Fluid Catalytic Cracking

Fluid catalytic cracking (FCC) is the most important conversion process used in petroleum refineries. It is widely used to convert the high-boiling, high-molecular weight hydrocarbon fractions of petroleum crude oils to more valuable gasoline, olefinic gases, and other products. Cracking of petroleum hydrocarbons was originally done by thermal cracking, which has been almost completely replaced by catalytic cracking because it produces more gasoline with a higher octane rating. It also produces byproduct gases that are more olefinic, and hence more valuable, than those produced by thermal cracking.

The feedstock to an FCC is usually that portion of the crude oil that has an initial boiling point of 340 °C or higher at atmospheric pressure and an average molecular weight ranging from about 200 to 600 or higher.
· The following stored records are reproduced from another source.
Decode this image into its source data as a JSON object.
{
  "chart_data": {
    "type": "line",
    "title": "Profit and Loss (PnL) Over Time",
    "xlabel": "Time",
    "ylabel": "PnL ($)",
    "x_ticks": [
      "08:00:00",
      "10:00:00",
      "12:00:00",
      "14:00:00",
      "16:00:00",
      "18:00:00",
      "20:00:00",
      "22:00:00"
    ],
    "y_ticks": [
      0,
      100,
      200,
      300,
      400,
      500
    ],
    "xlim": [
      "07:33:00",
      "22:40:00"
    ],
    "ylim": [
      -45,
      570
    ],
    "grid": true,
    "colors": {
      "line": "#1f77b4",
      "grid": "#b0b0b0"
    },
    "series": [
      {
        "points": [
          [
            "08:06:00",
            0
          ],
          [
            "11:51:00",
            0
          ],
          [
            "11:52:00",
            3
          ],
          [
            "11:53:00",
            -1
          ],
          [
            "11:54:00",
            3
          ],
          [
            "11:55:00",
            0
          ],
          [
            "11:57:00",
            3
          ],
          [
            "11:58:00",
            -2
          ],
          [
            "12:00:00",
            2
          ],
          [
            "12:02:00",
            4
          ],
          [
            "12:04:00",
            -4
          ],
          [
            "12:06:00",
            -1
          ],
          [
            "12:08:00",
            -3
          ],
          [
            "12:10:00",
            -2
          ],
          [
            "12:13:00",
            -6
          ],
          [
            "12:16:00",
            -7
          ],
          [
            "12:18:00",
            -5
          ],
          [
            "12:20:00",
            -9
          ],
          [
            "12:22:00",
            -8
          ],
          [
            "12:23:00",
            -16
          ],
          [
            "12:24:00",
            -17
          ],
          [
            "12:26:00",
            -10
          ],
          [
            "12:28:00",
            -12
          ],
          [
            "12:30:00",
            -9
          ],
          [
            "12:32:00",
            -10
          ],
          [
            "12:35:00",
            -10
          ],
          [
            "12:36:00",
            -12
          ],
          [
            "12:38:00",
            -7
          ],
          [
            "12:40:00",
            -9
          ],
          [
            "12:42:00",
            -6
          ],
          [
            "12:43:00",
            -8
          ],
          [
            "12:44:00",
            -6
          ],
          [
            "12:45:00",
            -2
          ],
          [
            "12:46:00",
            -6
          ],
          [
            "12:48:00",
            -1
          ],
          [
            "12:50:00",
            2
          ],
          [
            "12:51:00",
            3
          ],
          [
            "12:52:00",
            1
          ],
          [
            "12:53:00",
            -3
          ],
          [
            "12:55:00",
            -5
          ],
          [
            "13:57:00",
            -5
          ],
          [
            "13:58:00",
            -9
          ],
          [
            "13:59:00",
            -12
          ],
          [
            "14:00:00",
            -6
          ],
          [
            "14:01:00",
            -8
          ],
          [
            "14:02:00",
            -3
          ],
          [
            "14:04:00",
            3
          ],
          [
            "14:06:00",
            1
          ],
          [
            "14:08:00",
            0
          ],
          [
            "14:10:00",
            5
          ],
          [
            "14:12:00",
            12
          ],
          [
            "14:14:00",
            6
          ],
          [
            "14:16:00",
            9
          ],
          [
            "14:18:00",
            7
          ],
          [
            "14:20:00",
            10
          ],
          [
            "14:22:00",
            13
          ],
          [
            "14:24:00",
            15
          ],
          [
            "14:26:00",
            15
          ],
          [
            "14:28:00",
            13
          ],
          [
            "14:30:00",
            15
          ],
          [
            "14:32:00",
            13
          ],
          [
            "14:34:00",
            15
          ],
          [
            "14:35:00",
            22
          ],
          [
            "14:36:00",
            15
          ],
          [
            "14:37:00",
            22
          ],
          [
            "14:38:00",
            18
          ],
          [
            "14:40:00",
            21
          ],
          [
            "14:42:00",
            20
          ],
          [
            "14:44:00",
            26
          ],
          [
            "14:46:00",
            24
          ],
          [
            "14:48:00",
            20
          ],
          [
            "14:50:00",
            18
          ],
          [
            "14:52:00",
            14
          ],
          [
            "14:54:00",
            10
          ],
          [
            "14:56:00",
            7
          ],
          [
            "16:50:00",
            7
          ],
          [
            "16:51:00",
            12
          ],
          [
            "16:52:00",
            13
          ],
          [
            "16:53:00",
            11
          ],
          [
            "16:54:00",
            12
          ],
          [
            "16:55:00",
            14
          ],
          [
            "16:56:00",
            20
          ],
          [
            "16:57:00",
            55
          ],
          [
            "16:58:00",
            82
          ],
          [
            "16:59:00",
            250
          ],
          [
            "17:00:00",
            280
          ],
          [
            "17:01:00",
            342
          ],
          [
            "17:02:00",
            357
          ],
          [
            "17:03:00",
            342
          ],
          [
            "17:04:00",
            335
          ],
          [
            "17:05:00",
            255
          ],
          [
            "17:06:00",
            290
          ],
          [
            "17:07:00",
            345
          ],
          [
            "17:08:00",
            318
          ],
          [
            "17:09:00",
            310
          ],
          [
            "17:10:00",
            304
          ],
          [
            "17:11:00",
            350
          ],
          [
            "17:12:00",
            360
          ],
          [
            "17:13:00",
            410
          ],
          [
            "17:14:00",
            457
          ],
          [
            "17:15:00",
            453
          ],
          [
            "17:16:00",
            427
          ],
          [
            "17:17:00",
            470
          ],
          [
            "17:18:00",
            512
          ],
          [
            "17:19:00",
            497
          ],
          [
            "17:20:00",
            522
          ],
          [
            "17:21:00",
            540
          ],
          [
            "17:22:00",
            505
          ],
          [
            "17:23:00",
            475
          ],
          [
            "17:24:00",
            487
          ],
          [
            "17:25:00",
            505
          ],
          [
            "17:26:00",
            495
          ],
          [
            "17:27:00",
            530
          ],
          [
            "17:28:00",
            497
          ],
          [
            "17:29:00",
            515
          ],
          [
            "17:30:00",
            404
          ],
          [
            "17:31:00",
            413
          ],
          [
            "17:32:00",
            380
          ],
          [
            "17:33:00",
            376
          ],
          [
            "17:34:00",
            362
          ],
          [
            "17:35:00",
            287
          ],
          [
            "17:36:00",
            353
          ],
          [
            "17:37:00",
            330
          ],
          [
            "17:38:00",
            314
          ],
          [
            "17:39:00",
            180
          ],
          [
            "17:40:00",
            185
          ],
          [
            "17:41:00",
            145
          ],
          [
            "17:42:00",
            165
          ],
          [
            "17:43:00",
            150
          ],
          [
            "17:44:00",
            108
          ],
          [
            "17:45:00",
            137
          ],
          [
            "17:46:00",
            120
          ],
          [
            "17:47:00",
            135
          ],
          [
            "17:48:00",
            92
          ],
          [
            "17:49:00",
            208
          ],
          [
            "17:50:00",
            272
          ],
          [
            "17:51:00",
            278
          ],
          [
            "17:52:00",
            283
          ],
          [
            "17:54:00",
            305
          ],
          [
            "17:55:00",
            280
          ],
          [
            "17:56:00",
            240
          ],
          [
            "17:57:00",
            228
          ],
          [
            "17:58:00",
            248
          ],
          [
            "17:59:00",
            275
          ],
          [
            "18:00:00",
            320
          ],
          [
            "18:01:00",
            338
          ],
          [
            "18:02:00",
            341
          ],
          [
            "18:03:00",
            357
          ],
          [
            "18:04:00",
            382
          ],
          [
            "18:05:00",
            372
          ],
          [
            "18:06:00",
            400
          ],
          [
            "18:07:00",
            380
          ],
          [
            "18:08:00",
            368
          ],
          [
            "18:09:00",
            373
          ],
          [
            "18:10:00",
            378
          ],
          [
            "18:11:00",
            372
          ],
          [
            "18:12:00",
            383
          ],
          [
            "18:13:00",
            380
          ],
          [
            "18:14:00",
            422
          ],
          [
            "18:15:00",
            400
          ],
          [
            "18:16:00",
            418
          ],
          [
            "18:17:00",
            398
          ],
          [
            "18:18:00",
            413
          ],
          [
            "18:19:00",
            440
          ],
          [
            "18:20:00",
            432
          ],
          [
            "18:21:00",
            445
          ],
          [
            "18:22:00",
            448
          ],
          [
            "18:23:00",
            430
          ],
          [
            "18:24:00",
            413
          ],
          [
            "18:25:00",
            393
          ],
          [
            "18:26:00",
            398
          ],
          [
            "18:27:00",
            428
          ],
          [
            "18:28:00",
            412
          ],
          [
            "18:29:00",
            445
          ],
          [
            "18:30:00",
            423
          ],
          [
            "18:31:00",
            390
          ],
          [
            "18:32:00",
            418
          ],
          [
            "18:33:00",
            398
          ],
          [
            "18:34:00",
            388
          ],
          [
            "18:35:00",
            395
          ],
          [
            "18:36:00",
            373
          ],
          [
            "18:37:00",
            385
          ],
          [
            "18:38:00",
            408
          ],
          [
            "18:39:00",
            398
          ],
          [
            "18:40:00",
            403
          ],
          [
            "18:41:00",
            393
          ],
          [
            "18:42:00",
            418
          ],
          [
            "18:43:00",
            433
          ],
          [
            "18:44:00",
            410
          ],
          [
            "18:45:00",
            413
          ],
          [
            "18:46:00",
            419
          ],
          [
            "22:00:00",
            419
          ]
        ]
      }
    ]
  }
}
This portion of crude oil is often referred to as heavy gas oil or vacuum gas oil (HVGO). The FCC process vaporizes and breaks the long-chain molecules of the high-boiling hydrocarbon liquids into much shorter molecules by contacting the feedstock, at high temperature and moderate pressure, with a fluidized powdered catalyst.

In effect, refineries use fluid catalytic cracking to correct the imbalance between the market demand for gasoline and the excess of heavy, high boiling range products resulting from the distillation of crude oil.

As of 2006, FCC units were in operation at 400 petroleum refineries worldwide and about one-third of the crude oil refined in those refineries is processed in an FCC to produce high-octane gasoline and fuel oils. During 2007, the FCC units in the United States processed a total of 5,300,000 barrels (834,300,000 litres) per day of feedstock and FCC units worldwide processed about twice that amount.